Other Integrations & Connections

Setting up Framework Tags in AWS

  • Updated

Framework tags are a feature that lets you tag resources in AWS and use them in Vanta to manage which resources should be included in which audits. For example, tagging an EC2 instance with the SOC 2 tag will make the EC2 instance invisible in audits for any other framework. You can also add tags that make the resource out of scope from all audits. 

Please note, this feature is currently in Beta. If you would like more information please reach out to Vanta's Customer Success team
  • Log into the AWS console.
  • Navigate to the AWS resource for which you would like to add tags.
  • Click on the Tagging tab.
  • Select Edit on the top right of the Tags section.

  • Click Add new tag
  • Enter VantaFramework as the key, and <my-framework-name> as the value.
  • For example
    • If you want the resource to only be scoped in for SOC 2, the tag's value will be soc2 
    • If you want the resource to be scoped in for multiple frameworks, set the tag's value to be a colon-delimited list of frameworks. For example, if I want the resource to be in scope for SOC 2 and PCI, the tag's value will be soc2:pci
    • If you want the resource to be excluded from all frameworks, set the tag's value to exclude-all
  • Click Save.
  • Log in to Vanta, and navigate to the Tests page.
  • If the tagged resource fails one of your tests, you will be able to see it on the test details page with the applied tags.

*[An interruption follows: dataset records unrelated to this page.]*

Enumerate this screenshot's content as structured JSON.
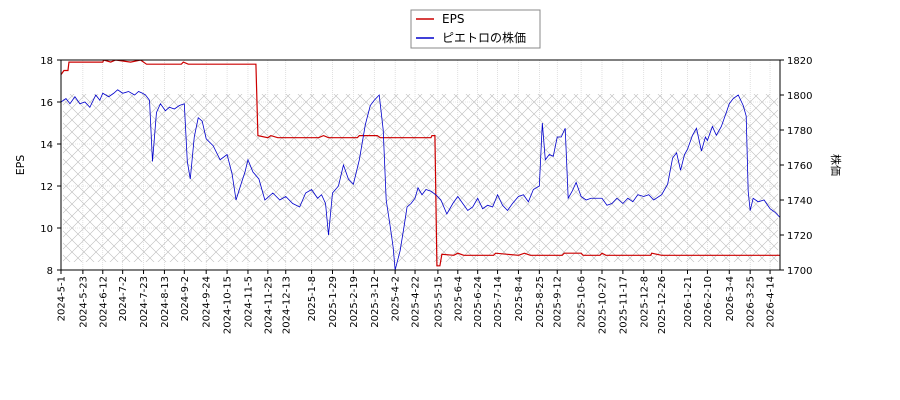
{
  "chart_data": {
    "type": "line",
    "title": "",
    "legend": {
      "placement": "top-center",
      "entries": [
        "EPS",
        "ピエトロの株価"
      ]
    },
    "y_left": {
      "label": "EPS",
      "range": [
        8,
        18
      ],
      "ticks": [
        8,
        10,
        12,
        14,
        16,
        18
      ]
    },
    "y_right": {
      "label": "株価",
      "range": [
        1700,
        1820
      ],
      "ticks": [
        1700,
        1720,
        1740,
        1760,
        1780,
        1800,
        1820
      ]
    },
    "x_ticks": [
      "2024-5-1",
      "2024-5-23",
      "2024-6-12",
      "2024-7-2",
      "2024-7-23",
      "2024-8-13",
      "2024-9-2",
      "2024-9-24",
      "2024-10-15",
      "2024-11-5",
      "2024-11-25",
      "2024-12-13",
      "2025-1-8",
      "2025-1-29",
      "2025-2-19",
      "2025-3-12",
      "2025-4-2",
      "2025-4-22",
      "2025-5-15",
      "2025-6-4",
      "2025-6-24",
      "2025-7-14",
      "2025-8-4",
      "2025-8-25",
      "2025-9-12",
      "2025-10-6",
      "2025-10-27",
      "2025-11-17",
      "2025-12-8",
      "2025-12-26",
      "2026-1-21",
      "2026-2-10",
      "2026-3-4",
      "2026-3-25",
      "2026-4-14"
    ],
    "grid": true,
    "x_range": [
      "2024-5-1",
      "2026-4-24"
    ],
    "series": [
      {
        "name": "EPS",
        "axis": "left",
        "color": "#cc0000",
        "points": [
          [
            "2024-5-1",
            17.3
          ],
          [
            "2024-5-4",
            17.5
          ],
          [
            "2024-5-8",
            17.5
          ],
          [
            "2024-5-9",
            17.9
          ],
          [
            "2024-6-12",
            17.9
          ],
          [
            "2024-6-13",
            18.0
          ],
          [
            "2024-6-20",
            17.9
          ],
          [
            "2024-6-25",
            18.0
          ],
          [
            "2024-7-10",
            17.9
          ],
          [
            "2024-7-20",
            18.0
          ],
          [
            "2024-7-26",
            17.8
          ],
          [
            "2024-8-30",
            17.8
          ],
          [
            "2024-9-1",
            17.9
          ],
          [
            "2024-9-6",
            17.8
          ],
          [
            "2024-11-13",
            17.8
          ],
          [
            "2024-11-15",
            14.4
          ],
          [
            "2024-11-25",
            14.3
          ],
          [
            "2024-11-28",
            14.4
          ],
          [
            "2024-12-5",
            14.3
          ],
          [
            "2025-1-15",
            14.3
          ],
          [
            "2025-1-20",
            14.4
          ],
          [
            "2025-1-25",
            14.3
          ],
          [
            "2025-2-23",
            14.3
          ],
          [
            "2025-2-25",
            14.4
          ],
          [
            "2025-3-15",
            14.4
          ],
          [
            "2025-3-18",
            14.3
          ],
          [
            "2025-5-8",
            14.3
          ],
          [
            "2025-5-9",
            14.4
          ],
          [
            "2025-5-12",
            14.4
          ],
          [
            "2025-5-14",
            8.2
          ],
          [
            "2025-5-17",
            8.2
          ],
          [
            "2025-5-19",
            8.75
          ],
          [
            "2025-5-31",
            8.7
          ],
          [
            "2025-6-4",
            8.8
          ],
          [
            "2025-6-10",
            8.7
          ],
          [
            "2025-7-10",
            8.7
          ],
          [
            "2025-7-12",
            8.8
          ],
          [
            "2025-8-4",
            8.7
          ],
          [
            "2025-8-10",
            8.8
          ],
          [
            "2025-8-16",
            8.7
          ],
          [
            "2025-9-17",
            8.7
          ],
          [
            "2025-9-19",
            8.8
          ],
          [
            "2025-10-6",
            8.8
          ],
          [
            "2025-10-8",
            8.7
          ],
          [
            "2025-10-25",
            8.7
          ],
          [
            "2025-10-27",
            8.8
          ],
          [
            "2025-10-31",
            8.7
          ],
          [
            "2025-12-15",
            8.7
          ],
          [
            "2025-12-16",
            8.8
          ],
          [
            "2025-12-26",
            8.7
          ],
          [
            "2026-4-24",
            8.7
          ]
        ]
      },
      {
        "name": "ピエトロの株価",
        "axis": "right",
        "color": "#0000cc",
        "points": [
          [
            "2024-5-1",
            1796
          ],
          [
            "2024-5-6",
            1798
          ],
          [
            "2024-5-10",
            1795
          ],
          [
            "2024-5-15",
            1799
          ],
          [
            "2024-5-20",
            1795
          ],
          [
            "2024-5-25",
            1796
          ],
          [
            "2024-5-30",
            1793
          ],
          [
            "2024-6-5",
            1800
          ],
          [
            "2024-6-9",
            1797
          ],
          [
            "2024-6-12",
            1801
          ],
          [
            "2024-6-18",
            1799
          ],
          [
            "2024-6-23",
            1801
          ],
          [
            "2024-6-27",
            1803
          ],
          [
            "2024-7-2",
            1801
          ],
          [
            "2024-7-8",
            1802
          ],
          [
            "2024-7-14",
            1800
          ],
          [
            "2024-7-18",
            1802
          ],
          [
            "2024-7-22",
            1801
          ],
          [
            "2024-7-25",
            1800
          ],
          [
            "2024-7-29",
            1797
          ],
          [
            "2024-8-1",
            1762
          ],
          [
            "2024-8-5",
            1790
          ],
          [
            "2024-8-9",
            1795
          ],
          [
            "2024-8-14",
            1791
          ],
          [
            "2024-8-18",
            1793
          ],
          [
            "2024-8-23",
            1792
          ],
          [
            "2024-8-28",
            1794
          ],
          [
            "2024-9-2",
            1795
          ],
          [
            "2024-9-5",
            1762
          ],
          [
            "2024-9-8",
            1752
          ],
          [
            "2024-9-12",
            1776
          ],
          [
            "2024-9-16",
            1787
          ],
          [
            "2024-9-20",
            1785
          ],
          [
            "2024-9-24",
            1775
          ],
          [
            "2024-10-1",
            1771
          ],
          [
            "2024-10-8",
            1763
          ],
          [
            "2024-10-15",
            1766
          ],
          [
            "2024-10-20",
            1755
          ],
          [
            "2024-10-24",
            1740
          ],
          [
            "2024-10-29",
            1749
          ],
          [
            "2024-11-2",
            1756
          ],
          [
            "2024-11-5",
            1763
          ],
          [
            "2024-11-10",
            1756
          ],
          [
            "2024-11-16",
            1752
          ],
          [
            "2024-11-22",
            1740
          ],
          [
            "2024-11-30",
            1744
          ],
          [
            "2024-12-7",
            1740
          ],
          [
            "2024-12-13",
            1742
          ],
          [
            "2024-12-20",
            1738
          ],
          [
            "2024-12-27",
            1736
          ],
          [
            "2025-1-2",
            1744
          ],
          [
            "2025-1-8",
            1746
          ],
          [
            "2025-1-14",
            1741
          ],
          [
            "2025-1-18",
            1743
          ],
          [
            "2025-1-22",
            1738
          ],
          [
            "2025-1-25",
            1720
          ],
          [
            "2025-1-29",
            1744
          ],
          [
            "2025-2-4",
            1748
          ],
          [
            "2025-2-9",
            1760
          ],
          [
            "2025-2-14",
            1752
          ],
          [
            "2025-2-19",
            1749
          ],
          [
            "2025-2-25",
            1763
          ],
          [
            "2025-3-3",
            1783
          ],
          [
            "2025-3-8",
            1794
          ],
          [
            "2025-3-12",
            1797
          ],
          [
            "2025-3-17",
            1800
          ],
          [
            "2025-3-21",
            1780
          ],
          [
            "2025-3-24",
            1740
          ],
          [
            "2025-3-28",
            1725
          ],
          [
            "2025-3-31",
            1713
          ],
          [
            "2025-4-2",
            1700
          ],
          [
            "2025-4-7",
            1711
          ],
          [
            "2025-4-11",
            1725
          ],
          [
            "2025-4-14",
            1736
          ],
          [
            "2025-4-18",
            1738
          ],
          [
            "2025-4-22",
            1741
          ],
          [
            "2025-4-25",
            1747
          ],
          [
            "2025-4-29",
            1743
          ],
          [
            "2025-5-3",
            1746
          ],
          [
            "2025-5-8",
            1745
          ],
          [
            "2025-5-13",
            1743
          ],
          [
            "2025-5-18",
            1740
          ],
          [
            "2025-5-24",
            1732
          ],
          [
            "2025-5-30",
            1738
          ],
          [
            "2025-6-4",
            1742
          ],
          [
            "2025-6-9",
            1738
          ],
          [
            "2025-6-14",
            1734
          ],
          [
            "2025-6-19",
            1736
          ],
          [
            "2025-6-24",
            1741
          ],
          [
            "2025-6-29",
            1735
          ],
          [
            "2025-7-4",
            1737
          ],
          [
            "2025-7-9",
            1736
          ],
          [
            "2025-7-14",
            1743
          ],
          [
            "2025-7-19",
            1737
          ],
          [
            "2025-7-24",
            1734
          ],
          [
            "2025-7-29",
            1738
          ],
          [
            "2025-8-4",
            1742
          ],
          [
            "2025-8-9",
            1743
          ],
          [
            "2025-8-14",
            1739
          ],
          [
            "2025-8-19",
            1746
          ],
          [
            "2025-8-25",
            1748
          ],
          [
            "2025-8-28",
            1784
          ],
          [
            "2025-8-31",
            1763
          ],
          [
            "2025-9-4",
            1766
          ],
          [
            "2025-9-8",
            1765
          ],
          [
            "2025-9-12",
            1776
          ],
          [
            "2025-9-16",
            1776
          ],
          [
            "2025-9-20",
            1781
          ],
          [
            "2025-9-23",
            1741
          ],
          [
            "2025-9-27",
            1745
          ],
          [
            "2025-10-1",
            1750
          ],
          [
            "2025-10-6",
            1742
          ],
          [
            "2025-10-11",
            1740
          ],
          [
            "2025-10-16",
            1741
          ],
          [
            "2025-10-21",
            1741
          ],
          [
            "2025-10-27",
            1741
          ],
          [
            "2025-11-1",
            1737
          ],
          [
            "2025-11-6",
            1738
          ],
          [
            "2025-11-11",
            1741
          ],
          [
            "2025-11-17",
            1738
          ],
          [
            "2025-11-22",
            1741
          ],
          [
            "2025-11-27",
            1739
          ],
          [
            "2025-12-2",
            1743
          ],
          [
            "2025-12-8",
            1742
          ],
          [
            "2025-12-13",
            1743
          ],
          [
            "2025-12-18",
            1740
          ],
          [
            "2025-12-26",
            1743
          ],
          [
            "2026-1-1",
            1749
          ],
          [
            "2026-1-6",
            1764
          ],
          [
            "2026-1-10",
            1767
          ],
          [
            "2026-1-14",
            1757
          ],
          [
            "2026-1-18",
            1766
          ],
          [
            "2026-1-21",
            1769
          ],
          [
            "2026-1-26",
            1777
          ],
          [
            "2026-1-30",
            1781
          ],
          [
            "2026-2-4",
            1768
          ],
          [
            "2026-2-8",
            1776
          ],
          [
            "2026-2-10",
            1774
          ],
          [
            "2026-2-15",
            1782
          ],
          [
            "2026-2-19",
            1777
          ],
          [
            "2026-2-24",
            1782
          ],
          [
            "2026-3-1",
            1790
          ],
          [
            "2026-3-4",
            1795
          ],
          [
            "2026-3-8",
            1798
          ],
          [
            "2026-3-13",
            1800
          ],
          [
            "2026-3-18",
            1794
          ],
          [
            "2026-3-21",
            1788
          ],
          [
            "2026-3-23",
            1745
          ],
          [
            "2026-3-25",
            1734
          ],
          [
            "2026-3-28",
            1741
          ],
          [
            "2026-4-2",
            1739
          ],
          [
            "2026-4-8",
            1740
          ],
          [
            "2026-4-14",
            1735
          ],
          [
            "2026-4-19",
            1733
          ],
          [
            "2026-4-24",
            1730
          ]
        ]
      }
    ]
  }
}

  • If you enter the audit view for a framework for which the resource is not scoped in, it will not appear on the inventory page. For example, if one of my SQS queues is not scoped in for GDPR, it will not appear on the below page. 



FAQs

I updated my AWS tags. Why aren’t they appearing in the UI?

  • Vanta fetches your AWS resources about once per hour, and so they will appear once this happens. 

What if I don’t have permission to edit tags in the AWS console? 

    • Your engineering team might use Terraform or another tool to manage your infrastructure. In this case, please ask the engineering team to add the tags from within Terraform.